We learned a great deal in the years that followed this tragedy, more about the materials we use to protect the Shuttle and the limitations and capabilities we have of bringing the Shuttle down safely if something like this ever happens again. And we know more about the risks that scared me and about the foam and ice on the ET and we have steps to address that, too.
Seven Astronauts paid for that lesson: Rick D. Husband, William C. McCool, Michael P. Anderson, Ilan Ramon, Kalpana Chawla, David M. Brown, and Laurel Clark. I must also note two others who died during recovery efforts: Jules F. Mier Jr. and Charles Krenek
Have we learned enough to preclude a recurrence? I don’t know. I hope so.
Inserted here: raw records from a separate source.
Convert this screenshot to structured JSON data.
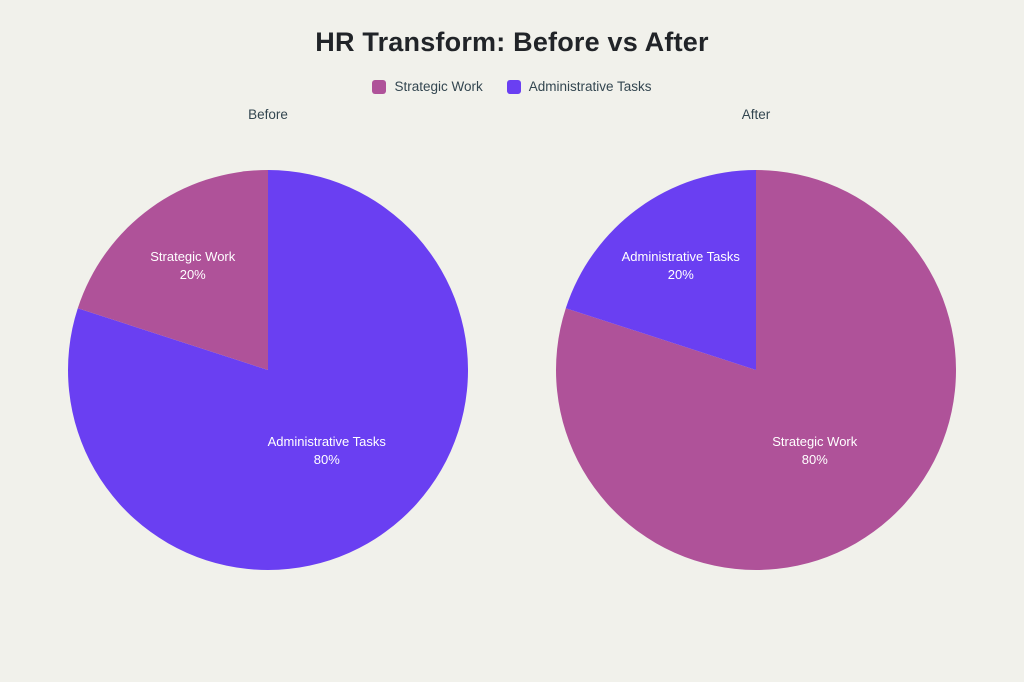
{
  "page": {
    "background_color": "#F1F1EB",
    "title_color": "#212428",
    "label_color": "#334650",
    "slice_label_color": "#FFFFFF"
  },
  "title": {
    "text": "HR Transform: Before vs After"
  },
  "legend": {
    "items": [
      {
        "label": "Strategic Work",
        "color": "#AF5299"
      },
      {
        "label": "Administrative Tasks",
        "color": "#6A3FF2"
      }
    ]
  },
  "chart_data": [
    {
      "type": "pie",
      "title": "Before",
      "start_angle_deg": 0,
      "direction": "clockwise",
      "value_suffix": "%",
      "slices": [
        {
          "label": "Administrative Tasks",
          "value": 80,
          "color": "#6A3FF2",
          "label_r": 0.5
        },
        {
          "label": "Strategic Work",
          "value": 20,
          "color": "#AF5299",
          "label_r": 0.64
        }
      ]
    },
    {
      "type": "pie",
      "title": "After",
      "start_angle_deg": 0,
      "direction": "clockwise",
      "value_suffix": "%",
      "slices": [
        {
          "label": "Strategic Work",
          "value": 80,
          "color": "#AF5299",
          "label_r": 0.5
        },
        {
          "label": "Administrative Tasks",
          "value": 20,
          "color": "#6A3FF2",
          "label_r": 0.64
        }
      ]
    }
  ]
}
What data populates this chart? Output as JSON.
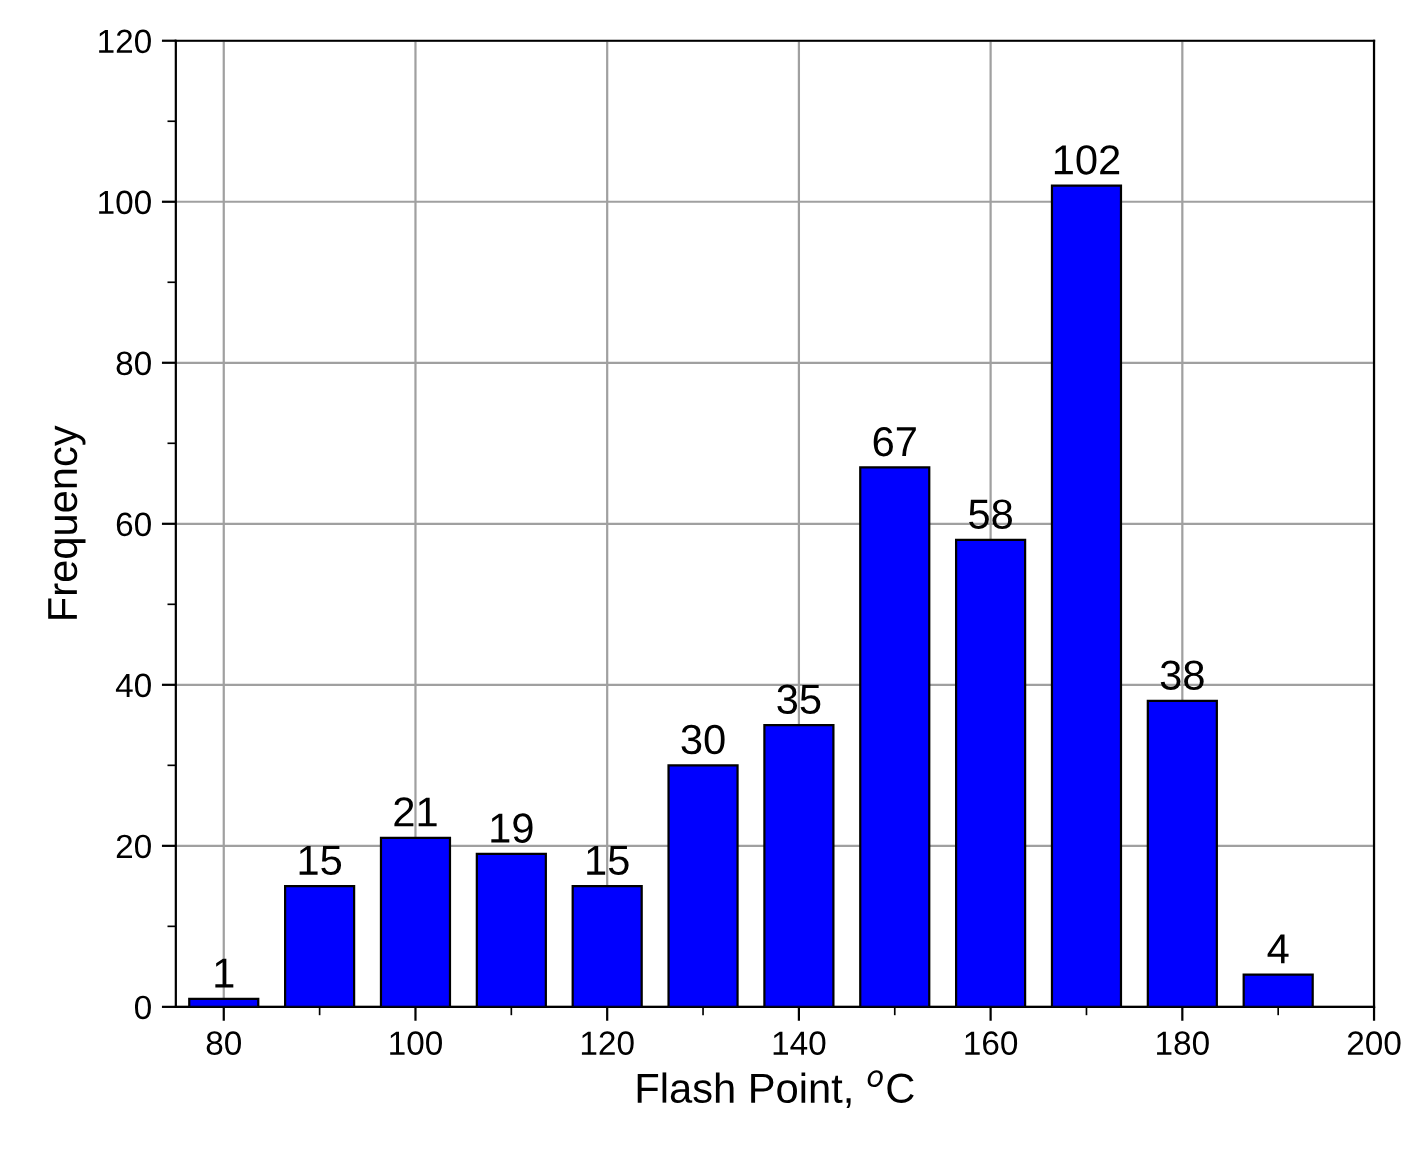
{
  "chart_data": {
    "type": "bar",
    "xlabel": "Flash Point, $^{o}$C",
    "ylabel": "Frequency",
    "x": [
      80,
      90,
      100,
      110,
      120,
      130,
      140,
      150,
      160,
      170,
      180,
      190
    ],
    "values": [
      1,
      15,
      21,
      19,
      15,
      30,
      35,
      67,
      58,
      102,
      38,
      4
    ],
    "color": "#0000ff",
    "data_labels": true,
    "grid": true,
    "xlim": [
      75,
      200
    ],
    "xticks": [
      80,
      100,
      120,
      140,
      160,
      180,
      200
    ],
    "ylim": [
      0,
      120
    ],
    "yticks": [
      0,
      20,
      40,
      60,
      80,
      100,
      120
    ]
  }
}
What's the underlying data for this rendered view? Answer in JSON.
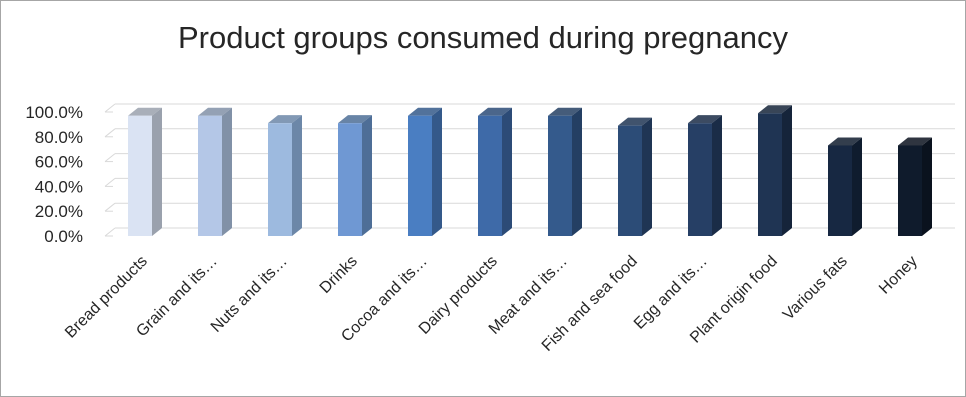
{
  "chart_data": {
    "type": "bar",
    "title": "Product groups consumed during pregnancy",
    "xlabel": "",
    "ylabel": "",
    "categories": [
      "Bread products",
      "Grain and its…",
      "Nuts and its…",
      "Drinks",
      "Cocoa and its…",
      "Dairy products",
      "Meat and its…",
      "Fish and sea food",
      "Egg and its…",
      "Plant origin food",
      "Various fats",
      "Honey"
    ],
    "values": [
      97.0,
      97.0,
      91.0,
      91.0,
      97.0,
      97.0,
      97.0,
      89.0,
      91.0,
      99.0,
      73.0,
      73.0
    ],
    "ylim": [
      0,
      100
    ],
    "yticks": [
      "0.0%",
      "20.0%",
      "40.0%",
      "60.0%",
      "80.0%",
      "100.0%"
    ],
    "grid": true,
    "legend": "none",
    "bar_colors": [
      "#dae3f3",
      "#b4c7e7",
      "#9dbadf",
      "#6f98d3",
      "#4a7ec2",
      "#3e6aa8",
      "#345a8c",
      "#2c4c77",
      "#263f65",
      "#1f3453",
      "#172842",
      "#0f1b2c"
    ],
    "side_colors": [
      "#9aa1ad",
      "#8191a7",
      "#6c87a8",
      "#4e6e97",
      "#34598a",
      "#2c4b77",
      "#243f63",
      "#1f3554",
      "#1a2c47",
      "#15243a",
      "#0f1c2e",
      "#0a121e"
    ]
  }
}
I hope we tuck the lessons like Apollo, Challenger and Columbia in the corner of our minds whatever else we do and we resolved “Never again!” I don’t want us to grow complacent that such tragedies are inevitable, the price of going where no man has gone before. I want us to kick and fight and claw our way forward, unwilling to give an inch to fate, unwilling to accept defeat and any more deaths.
In the end, time will be the true judge on how well we have learned from these tragedies. Here’s hoping this is truly the last for human spaceflight. According to our previous Space Shuttle Program Manager , we still have work to do.
More resources
Wikipedia
CAIB Report
CAIB Hearing transcripts
Columbia Crew Survival Investigation Report
Stifling Dissent











I followed your link to Wayne Hale’s blog and watched the video he linked to. Yeah, that’s not good. And the scary thing is, NASA isn’t the only institution/company that runs that way. I’ve worked in retail for 30 years, and I’ve run into the scenario depicted in the video twice - with FW Woolworth’s and with The Home Depot, two of the worst-run companies I’ve ever had the misfortune to work for and observe. And of course, these days Woolworth’s is defunct and THD massively downsizes every couple of months (and I’ll be willing to bet - you heard it here first - that THD files for Chapter 11 within the next 6 months).
I’m really hoping the scenario in the video isn’t widespread in NASA. If it is, that’s scary! I’ve been through that “proper channels” and “that’s really not how we do things here” BS too many times, that pressure to conform, conform, conform, don’t make waves, don’t stick your head up above the herd. If that’s how NASA’s being run, it needs an overhaul, now. A space program has to, by its very nature, be open to innovation and the open sharing of ideas. If it regularly squashes that, it’s doomed.
What scares me even more is that you’ve run into that pushing safety. Safety should be hard-wired into every consideration NASA makes. If safety concerns are getting the “yeah, yeah, yeah, we know, we’ll deal with it” treatment, something is dreadfully wrong, and something needs to be done to address it. I sincerely hope that the scenario in the video isn’t widespread in NASA. And if it is, I hope Wayne sent a copy of that video to every director in NASA.
And finally, big hugs to you on a day that I know is a bad, bad anniversary for you.
I’m not sure what I can say that hasn’t already been said.
I hope in the future you have a chance to change things and see your impact on them–to know that what you’ve learned, that what you’re willing to share now, prevents something much worse from unfolding. That you can see the fruits of the changes you’ve made already, and that you find peace from it.
Thank you for writing this. My thoughts are with you.
Oh, wow, Stephanie. Such a personal recount of the events of this tragedy. Since it was your flight and you knew the crew personally, I know this had to be really hard to write about… I’m so sorry. I hope, as you do, that enough was learned to prevent a recurrence. Thanks for sharing this.
Davida
It was a sad day for all. I love the space flight program and I was at work when this happened. Thanks for sharing this post.